With what starting material are all lipids are built? Describe the process that a long carbon chain is rearranged into a multi-cyclic molecule that is basis for steroids?
Please explain in detail
http://lipidlibrary.aocs.org/Lipids/tag2/index.htm
Biological lipids originate entirely or in part from two distinct types of biochemical subunits or "building-blocks": ketoacyl and isoprene groups
b. Biosyethesis: The building block from which all carbon atoms of steroids are derived is the two carbon acetyl group of acetyl-CoA.
Stage 1: synthesis of isopentenyl pyrophosphate from three molecules of acetyl-CoA.
Stage 2: synthesis of cholesterol.
Stage 3: conversion of cholesterol to other steroids.
All lipids are built using a starting material called acetyl-CoA. Acetyl-CoA is a small molecule that plays a central role in metabolism. It is produced from various sources like carbohydrates, fats, and proteins through several enzymatic reactions in the body.
To understand the process of how a long carbon chain is rearranged into a multi-cyclic molecule that forms the basis for steroids, we need to look at the biosynthesis of cholesterol, a well-known steroid. Cholesterol is considered a fundamental precursor for the synthesis of other steroids in the body.
The biosynthesis of cholesterol involves a series of enzymatic reactions taking place in the cytoplasm and endoplasmic reticulum of cells. Here is a step-by-step explanation of the process:
1. Condensation of Acetyl-CoA: Two molecules of acetyl-CoA are condensed to form acetoacetyl-CoA. This reaction is catalyzed by the enzyme thiolase.
2. Formation of 3-Hydroxy-3-Methylglutaryl CoA (HMG-CoA): Acetoacetyl-CoA combines with acetyl-CoA, leading to the formation of HMG-CoA. This reaction is catalyzed by the enzyme HMG-CoA synthase.
3. Formation of Mevalonate: HMG-CoA is then converted to mevalonate through a series of enzymatic steps. This process involves the intermediate formation of mevaldyl-CoA and subsequent decarboxylation. The key enzyme involved in this step is HMG-CoA reductase.
4. Conversion of Mevalonate to Isopentenyl Pyrophosphate (IPP): Mevalonate undergoes phosphorylation and decarboxylation reactions to form isopentenyl pyrophosphate (IPP). This process involves the action of the enzymes mevalonate kinase, phosphomevalonate kinase, and mevalonate diphosphate decarboxylase.
5. Formation of Squalene: Several molecules of IPP combine to form farnesylpyrophosphate (FPP). Further, two molecules of FPP join together to generate squalene. These reactions are catalyzed by the enzyme squalene synthase.

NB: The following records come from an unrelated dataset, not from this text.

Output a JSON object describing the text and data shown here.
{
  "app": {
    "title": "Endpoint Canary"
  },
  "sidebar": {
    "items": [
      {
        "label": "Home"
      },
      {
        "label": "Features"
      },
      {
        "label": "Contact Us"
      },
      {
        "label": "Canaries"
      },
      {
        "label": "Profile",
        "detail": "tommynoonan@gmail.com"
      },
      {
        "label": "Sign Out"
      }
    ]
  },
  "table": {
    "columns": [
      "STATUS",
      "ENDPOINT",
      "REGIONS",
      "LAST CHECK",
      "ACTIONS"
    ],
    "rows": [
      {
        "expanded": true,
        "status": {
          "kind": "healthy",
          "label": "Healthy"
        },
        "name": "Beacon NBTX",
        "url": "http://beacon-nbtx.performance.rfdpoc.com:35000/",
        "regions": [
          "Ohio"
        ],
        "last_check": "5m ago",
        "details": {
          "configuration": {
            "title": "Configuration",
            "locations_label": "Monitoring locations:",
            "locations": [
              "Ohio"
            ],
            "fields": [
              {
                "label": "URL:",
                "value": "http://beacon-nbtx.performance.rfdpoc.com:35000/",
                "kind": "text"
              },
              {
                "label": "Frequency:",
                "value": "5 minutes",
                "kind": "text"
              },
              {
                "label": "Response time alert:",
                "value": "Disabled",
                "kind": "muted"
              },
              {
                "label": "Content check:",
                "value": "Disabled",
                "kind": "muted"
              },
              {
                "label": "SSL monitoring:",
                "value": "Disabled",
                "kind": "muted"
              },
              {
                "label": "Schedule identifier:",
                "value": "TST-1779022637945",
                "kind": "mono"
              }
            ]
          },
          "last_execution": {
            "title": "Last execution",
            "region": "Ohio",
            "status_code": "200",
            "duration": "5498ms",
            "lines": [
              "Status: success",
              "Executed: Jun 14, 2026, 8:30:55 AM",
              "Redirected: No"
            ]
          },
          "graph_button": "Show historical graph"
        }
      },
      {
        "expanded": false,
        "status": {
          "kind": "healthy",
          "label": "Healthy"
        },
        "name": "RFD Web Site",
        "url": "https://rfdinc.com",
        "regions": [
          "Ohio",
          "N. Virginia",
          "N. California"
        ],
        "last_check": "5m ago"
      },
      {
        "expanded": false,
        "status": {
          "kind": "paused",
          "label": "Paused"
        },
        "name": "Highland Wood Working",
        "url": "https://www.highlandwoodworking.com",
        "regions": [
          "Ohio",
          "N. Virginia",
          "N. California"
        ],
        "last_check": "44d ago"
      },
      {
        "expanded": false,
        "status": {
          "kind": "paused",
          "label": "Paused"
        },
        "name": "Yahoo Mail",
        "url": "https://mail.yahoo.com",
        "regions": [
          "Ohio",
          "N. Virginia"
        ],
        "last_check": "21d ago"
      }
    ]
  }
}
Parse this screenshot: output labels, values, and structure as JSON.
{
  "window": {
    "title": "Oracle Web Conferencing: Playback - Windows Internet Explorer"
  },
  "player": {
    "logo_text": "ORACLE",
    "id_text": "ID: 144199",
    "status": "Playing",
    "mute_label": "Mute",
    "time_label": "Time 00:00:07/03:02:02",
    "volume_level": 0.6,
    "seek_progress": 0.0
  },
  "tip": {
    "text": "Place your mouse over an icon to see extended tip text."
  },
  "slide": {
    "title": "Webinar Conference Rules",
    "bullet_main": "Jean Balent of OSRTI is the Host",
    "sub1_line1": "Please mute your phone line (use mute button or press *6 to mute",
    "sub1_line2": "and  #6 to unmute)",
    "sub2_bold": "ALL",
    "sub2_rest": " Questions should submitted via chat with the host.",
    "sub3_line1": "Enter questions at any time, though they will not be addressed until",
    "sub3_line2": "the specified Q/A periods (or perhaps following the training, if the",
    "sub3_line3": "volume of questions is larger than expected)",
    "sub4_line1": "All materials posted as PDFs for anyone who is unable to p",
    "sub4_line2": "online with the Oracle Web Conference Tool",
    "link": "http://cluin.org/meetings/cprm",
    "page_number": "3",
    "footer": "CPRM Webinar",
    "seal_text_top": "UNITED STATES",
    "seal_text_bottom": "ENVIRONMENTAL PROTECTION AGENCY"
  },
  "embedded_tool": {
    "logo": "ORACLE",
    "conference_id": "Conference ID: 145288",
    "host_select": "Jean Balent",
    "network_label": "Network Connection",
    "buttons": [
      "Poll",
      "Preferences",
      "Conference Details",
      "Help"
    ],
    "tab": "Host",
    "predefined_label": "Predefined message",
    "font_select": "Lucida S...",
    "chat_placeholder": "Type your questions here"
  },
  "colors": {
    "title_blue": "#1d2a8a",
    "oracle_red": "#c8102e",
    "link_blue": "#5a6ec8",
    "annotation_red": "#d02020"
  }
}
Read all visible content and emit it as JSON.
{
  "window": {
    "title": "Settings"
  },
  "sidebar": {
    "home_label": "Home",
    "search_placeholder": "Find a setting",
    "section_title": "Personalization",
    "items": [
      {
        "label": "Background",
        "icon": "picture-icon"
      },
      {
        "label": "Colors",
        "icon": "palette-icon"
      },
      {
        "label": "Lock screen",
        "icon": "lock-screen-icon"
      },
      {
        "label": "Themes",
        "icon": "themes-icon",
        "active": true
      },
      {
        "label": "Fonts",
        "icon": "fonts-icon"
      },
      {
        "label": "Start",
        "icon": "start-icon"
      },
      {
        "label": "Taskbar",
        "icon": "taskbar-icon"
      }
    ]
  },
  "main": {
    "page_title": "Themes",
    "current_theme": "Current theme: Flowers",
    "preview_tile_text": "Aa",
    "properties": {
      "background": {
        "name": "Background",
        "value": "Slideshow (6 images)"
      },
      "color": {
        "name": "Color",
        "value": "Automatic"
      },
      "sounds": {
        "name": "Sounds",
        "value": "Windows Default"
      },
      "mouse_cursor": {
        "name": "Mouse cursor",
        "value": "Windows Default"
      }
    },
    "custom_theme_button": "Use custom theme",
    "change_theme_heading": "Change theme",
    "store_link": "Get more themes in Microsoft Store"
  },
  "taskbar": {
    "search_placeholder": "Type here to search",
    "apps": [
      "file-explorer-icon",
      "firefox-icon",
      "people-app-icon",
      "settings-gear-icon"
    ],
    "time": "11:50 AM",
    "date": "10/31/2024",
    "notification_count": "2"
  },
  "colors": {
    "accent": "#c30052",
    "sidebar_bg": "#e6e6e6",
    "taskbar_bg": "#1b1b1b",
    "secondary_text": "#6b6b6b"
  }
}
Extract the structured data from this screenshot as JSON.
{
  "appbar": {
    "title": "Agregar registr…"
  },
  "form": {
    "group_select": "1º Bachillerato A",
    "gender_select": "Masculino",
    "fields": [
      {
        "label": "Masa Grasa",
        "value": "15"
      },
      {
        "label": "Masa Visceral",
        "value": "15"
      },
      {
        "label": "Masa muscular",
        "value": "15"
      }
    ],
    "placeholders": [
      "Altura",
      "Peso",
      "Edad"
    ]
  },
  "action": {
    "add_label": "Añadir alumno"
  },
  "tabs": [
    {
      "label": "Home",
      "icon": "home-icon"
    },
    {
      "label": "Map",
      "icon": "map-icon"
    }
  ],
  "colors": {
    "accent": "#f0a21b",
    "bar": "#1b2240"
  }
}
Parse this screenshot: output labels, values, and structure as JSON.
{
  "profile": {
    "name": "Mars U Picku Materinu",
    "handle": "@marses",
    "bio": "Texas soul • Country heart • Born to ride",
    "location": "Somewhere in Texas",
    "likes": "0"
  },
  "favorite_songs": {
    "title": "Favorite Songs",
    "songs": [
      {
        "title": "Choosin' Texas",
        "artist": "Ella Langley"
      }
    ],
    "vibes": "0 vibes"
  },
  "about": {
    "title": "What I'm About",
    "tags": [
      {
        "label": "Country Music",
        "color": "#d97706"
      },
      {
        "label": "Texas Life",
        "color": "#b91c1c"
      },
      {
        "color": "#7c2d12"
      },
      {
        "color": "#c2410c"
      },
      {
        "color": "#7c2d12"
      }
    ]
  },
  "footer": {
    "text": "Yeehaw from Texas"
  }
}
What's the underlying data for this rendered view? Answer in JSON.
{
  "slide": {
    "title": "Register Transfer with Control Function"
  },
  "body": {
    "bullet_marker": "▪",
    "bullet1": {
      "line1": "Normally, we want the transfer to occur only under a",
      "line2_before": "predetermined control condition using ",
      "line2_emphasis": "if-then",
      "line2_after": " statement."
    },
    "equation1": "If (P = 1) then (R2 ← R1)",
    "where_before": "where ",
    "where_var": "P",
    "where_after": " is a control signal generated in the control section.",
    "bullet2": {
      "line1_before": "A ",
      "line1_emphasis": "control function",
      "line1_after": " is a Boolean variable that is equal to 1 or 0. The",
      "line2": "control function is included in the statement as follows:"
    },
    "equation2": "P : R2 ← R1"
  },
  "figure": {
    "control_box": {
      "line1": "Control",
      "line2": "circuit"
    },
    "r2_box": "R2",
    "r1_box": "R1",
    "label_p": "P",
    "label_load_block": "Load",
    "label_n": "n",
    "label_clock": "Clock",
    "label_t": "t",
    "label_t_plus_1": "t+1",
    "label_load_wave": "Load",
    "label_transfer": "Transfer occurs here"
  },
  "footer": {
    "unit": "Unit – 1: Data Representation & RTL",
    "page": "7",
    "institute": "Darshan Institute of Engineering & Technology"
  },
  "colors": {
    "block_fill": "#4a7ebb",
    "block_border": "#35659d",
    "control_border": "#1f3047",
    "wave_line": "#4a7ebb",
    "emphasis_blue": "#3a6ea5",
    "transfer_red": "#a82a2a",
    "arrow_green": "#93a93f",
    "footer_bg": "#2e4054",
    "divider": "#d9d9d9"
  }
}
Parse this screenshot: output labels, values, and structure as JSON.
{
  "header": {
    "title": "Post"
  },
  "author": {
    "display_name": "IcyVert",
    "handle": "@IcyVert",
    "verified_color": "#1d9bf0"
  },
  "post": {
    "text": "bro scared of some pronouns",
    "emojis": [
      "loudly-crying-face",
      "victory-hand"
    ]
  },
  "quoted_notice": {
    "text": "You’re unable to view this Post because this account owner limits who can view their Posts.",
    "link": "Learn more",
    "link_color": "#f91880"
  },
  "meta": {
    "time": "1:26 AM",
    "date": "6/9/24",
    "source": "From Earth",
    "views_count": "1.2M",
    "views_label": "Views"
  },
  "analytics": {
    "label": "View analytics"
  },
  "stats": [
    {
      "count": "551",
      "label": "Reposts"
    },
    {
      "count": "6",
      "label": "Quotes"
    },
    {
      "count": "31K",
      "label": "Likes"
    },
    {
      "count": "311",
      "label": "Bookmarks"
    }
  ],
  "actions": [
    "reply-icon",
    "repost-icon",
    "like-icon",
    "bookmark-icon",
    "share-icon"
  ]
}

6. Cyclization of Squalene to Lanosterol: Squalene undergoes a series of complex reactions, including cyclization, hydride shifting, and ring closure, resulting in the formation of lanosterol. This process is catalyzed by a multifunctional enzyme called squalene epoxidase.
7. Conversion of Lanosterol to Cholesterol: Lanosterol is then enzymatically modified through various steps, including methylation, hydroxylation, reduction, and rearrangement, to ultimately yield cholesterol. This process involves the action of several enzymes, including cytochrome P450 enzymes.
It is important to note that the biosynthesis of steroids involves additional modifications and reactions specific to the particular steroid being synthesized. The process described above is a simplified overview of how a long carbon chain is rearranged into a multi-cyclic molecule forming the basis for steroids, specifically cholesterol.